In his Becoming Wild, Carl Safina remarked, “How long and rich a morning can be if you bring yourself fully to it. Come to a decent place. Bring nothing to tempt your attention away. Immerse in the timelessness of reality. Attention paid is repaid with interest.” The Forest Unseen proves how accurate Safina truly was. It’s the diary of a biologist who chose a square meter of wilderness in the Tennessee hills, and sat for an hour or more each day, over the course of a year — and reflecting on what this square meter had to teach. Each day’s meditation brings to the reader fresh and varied explorations into the goings-on of the natural world: a consideration of the symbiotic relationship expressed by lichen, for instance, themselves a joint creation between bacteria & fungi, the study of flower reproduction or an examination of ant politics. The story delivered is one of gradual progress and constant change, as Haskell watches the ground dance with the seasons. Although the bulk of the work is solidly in the area of biology or ecology, the writing is more florid than technical, and contains many beautiful passages. This title should be of great interest to anyone who enjoys nature writing.
“To love nature and to hate humanity is illogical. Humanity is part of the whole. To truly love the world is also to love human ingenuity and playfulness. Nature does not need to be cleansed of human artifacts to be beautiful or coherent. Yes, we should be less greedy, untidy, wasteful, and shortsighted. But let us not turn responsibility into self-hatred. Our biggest failing is, after all, the lack of compassion for the world. Including ourselves.”
“The unique flashing sequence of each [firefly] species usually keeps males and females of different species apart. Just as we have no interest in the sexual signals of gorillas, fireflies ignore flashes from species other than their own. But Photuris females mimic the answering signals of other species, drawing in hopeful but hapless females, and then seizing and devouring them.”

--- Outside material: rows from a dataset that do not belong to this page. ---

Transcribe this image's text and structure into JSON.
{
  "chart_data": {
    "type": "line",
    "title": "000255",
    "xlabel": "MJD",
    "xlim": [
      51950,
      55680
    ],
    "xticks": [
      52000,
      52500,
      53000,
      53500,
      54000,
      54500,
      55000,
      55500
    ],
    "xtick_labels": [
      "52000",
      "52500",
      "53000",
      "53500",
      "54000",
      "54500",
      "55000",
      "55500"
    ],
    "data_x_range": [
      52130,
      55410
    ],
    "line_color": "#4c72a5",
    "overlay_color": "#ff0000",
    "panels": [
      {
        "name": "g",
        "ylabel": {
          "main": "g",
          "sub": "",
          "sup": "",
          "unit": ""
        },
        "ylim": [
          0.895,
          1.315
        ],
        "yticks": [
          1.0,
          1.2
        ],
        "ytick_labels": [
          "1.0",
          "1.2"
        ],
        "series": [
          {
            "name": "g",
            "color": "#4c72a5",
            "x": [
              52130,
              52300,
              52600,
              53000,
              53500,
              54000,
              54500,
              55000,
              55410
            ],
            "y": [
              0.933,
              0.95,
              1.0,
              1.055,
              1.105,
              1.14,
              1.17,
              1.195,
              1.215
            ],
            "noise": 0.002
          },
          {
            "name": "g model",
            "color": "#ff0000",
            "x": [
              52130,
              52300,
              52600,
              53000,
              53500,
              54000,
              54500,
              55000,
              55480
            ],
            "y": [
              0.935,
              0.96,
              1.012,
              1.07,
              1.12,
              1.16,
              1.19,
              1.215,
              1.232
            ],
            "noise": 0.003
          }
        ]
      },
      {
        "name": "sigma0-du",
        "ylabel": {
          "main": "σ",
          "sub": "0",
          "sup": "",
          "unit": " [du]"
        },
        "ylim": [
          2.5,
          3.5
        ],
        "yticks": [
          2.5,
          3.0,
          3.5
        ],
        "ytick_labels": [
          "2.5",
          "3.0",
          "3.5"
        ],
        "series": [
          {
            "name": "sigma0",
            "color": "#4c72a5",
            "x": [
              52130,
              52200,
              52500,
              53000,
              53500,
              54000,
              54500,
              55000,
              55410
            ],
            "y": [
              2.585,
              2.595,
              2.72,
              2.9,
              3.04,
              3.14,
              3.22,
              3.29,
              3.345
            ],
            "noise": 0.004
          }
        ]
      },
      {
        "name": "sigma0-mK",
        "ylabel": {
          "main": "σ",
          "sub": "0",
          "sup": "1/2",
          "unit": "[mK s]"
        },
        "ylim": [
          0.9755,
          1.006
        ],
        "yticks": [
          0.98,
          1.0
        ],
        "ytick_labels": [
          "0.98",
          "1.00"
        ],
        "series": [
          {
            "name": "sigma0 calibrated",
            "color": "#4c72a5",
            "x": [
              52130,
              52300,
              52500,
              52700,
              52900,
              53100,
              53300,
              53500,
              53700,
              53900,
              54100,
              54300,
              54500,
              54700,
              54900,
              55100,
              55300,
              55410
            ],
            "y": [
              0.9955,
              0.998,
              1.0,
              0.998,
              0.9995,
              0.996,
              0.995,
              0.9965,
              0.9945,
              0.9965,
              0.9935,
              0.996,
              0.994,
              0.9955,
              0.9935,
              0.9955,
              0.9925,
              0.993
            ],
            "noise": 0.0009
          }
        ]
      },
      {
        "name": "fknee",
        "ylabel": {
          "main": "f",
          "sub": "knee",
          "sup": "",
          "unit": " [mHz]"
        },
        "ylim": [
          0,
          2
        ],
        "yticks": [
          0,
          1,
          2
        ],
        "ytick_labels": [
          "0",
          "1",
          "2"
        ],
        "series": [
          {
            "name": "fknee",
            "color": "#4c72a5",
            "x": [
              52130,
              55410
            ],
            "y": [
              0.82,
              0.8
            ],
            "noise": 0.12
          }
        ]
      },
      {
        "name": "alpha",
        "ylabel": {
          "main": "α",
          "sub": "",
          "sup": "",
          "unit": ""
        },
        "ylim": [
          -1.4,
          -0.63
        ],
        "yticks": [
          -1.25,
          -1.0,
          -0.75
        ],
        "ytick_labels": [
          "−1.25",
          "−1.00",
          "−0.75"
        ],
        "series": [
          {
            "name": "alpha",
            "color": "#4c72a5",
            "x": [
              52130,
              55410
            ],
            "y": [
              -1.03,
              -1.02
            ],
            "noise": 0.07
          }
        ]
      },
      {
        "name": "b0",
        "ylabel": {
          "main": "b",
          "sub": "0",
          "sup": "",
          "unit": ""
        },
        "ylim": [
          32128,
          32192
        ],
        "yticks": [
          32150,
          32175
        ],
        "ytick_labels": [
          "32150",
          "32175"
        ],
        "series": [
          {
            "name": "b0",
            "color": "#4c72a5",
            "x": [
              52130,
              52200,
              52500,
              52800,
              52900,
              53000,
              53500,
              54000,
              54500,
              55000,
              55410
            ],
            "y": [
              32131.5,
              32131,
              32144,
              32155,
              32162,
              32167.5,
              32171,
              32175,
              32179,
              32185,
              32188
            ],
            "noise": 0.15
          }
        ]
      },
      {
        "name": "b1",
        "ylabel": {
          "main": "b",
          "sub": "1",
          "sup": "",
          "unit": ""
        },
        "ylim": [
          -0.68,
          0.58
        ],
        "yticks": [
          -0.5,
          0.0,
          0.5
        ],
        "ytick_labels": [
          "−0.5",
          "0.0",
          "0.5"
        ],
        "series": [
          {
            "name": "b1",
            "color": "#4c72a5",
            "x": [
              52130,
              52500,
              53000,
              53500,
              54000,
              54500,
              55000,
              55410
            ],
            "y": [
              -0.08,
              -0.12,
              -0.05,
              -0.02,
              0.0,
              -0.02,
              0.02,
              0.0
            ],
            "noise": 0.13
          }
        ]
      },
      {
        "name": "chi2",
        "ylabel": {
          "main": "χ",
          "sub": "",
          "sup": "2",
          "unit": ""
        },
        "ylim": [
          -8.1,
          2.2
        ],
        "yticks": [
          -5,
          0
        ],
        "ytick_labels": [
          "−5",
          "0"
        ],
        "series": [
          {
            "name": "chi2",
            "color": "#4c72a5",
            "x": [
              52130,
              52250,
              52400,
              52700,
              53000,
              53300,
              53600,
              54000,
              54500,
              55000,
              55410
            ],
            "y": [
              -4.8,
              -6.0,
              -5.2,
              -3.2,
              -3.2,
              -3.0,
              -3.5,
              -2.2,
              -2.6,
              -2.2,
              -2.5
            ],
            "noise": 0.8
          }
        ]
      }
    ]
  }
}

“At least half a tree’s contribution to the fabric of life comes after its death, so one measure of the vitality of a forest ecosystem is the density of tree carcasses. You’re in a great forest if you cannot pick out a straight-line path through fallen limbs and trunks. A bare forest floor is a sign of ill health.”
“The earth’s slow movements seem to exist in another realm, separated from life by a wide chasms of time and physical scale. This is challenge enough for our minds. But the most unfathomable truth about the chasm is that there is a thread across, a thin connection from life’s moment-by-moment to the next impossible longevity of stone. This thread is woven by life’s persistent fecundity. Tiny strands of heredity join mother to child and combine to stretch back billions of years. The strands spool year by year, sometimes branching into new lines, sometimes ending forever. So far, diversification within the thread has kept pace with extinction, and the mortal biological fleas on the immortal stony gods have brought a contingent immortality of their own. But every strand in the rope is a race between procreation and death. Life’s generative force has been strong enough to win this race year by year for millennia, but final victory is never guaranteed.”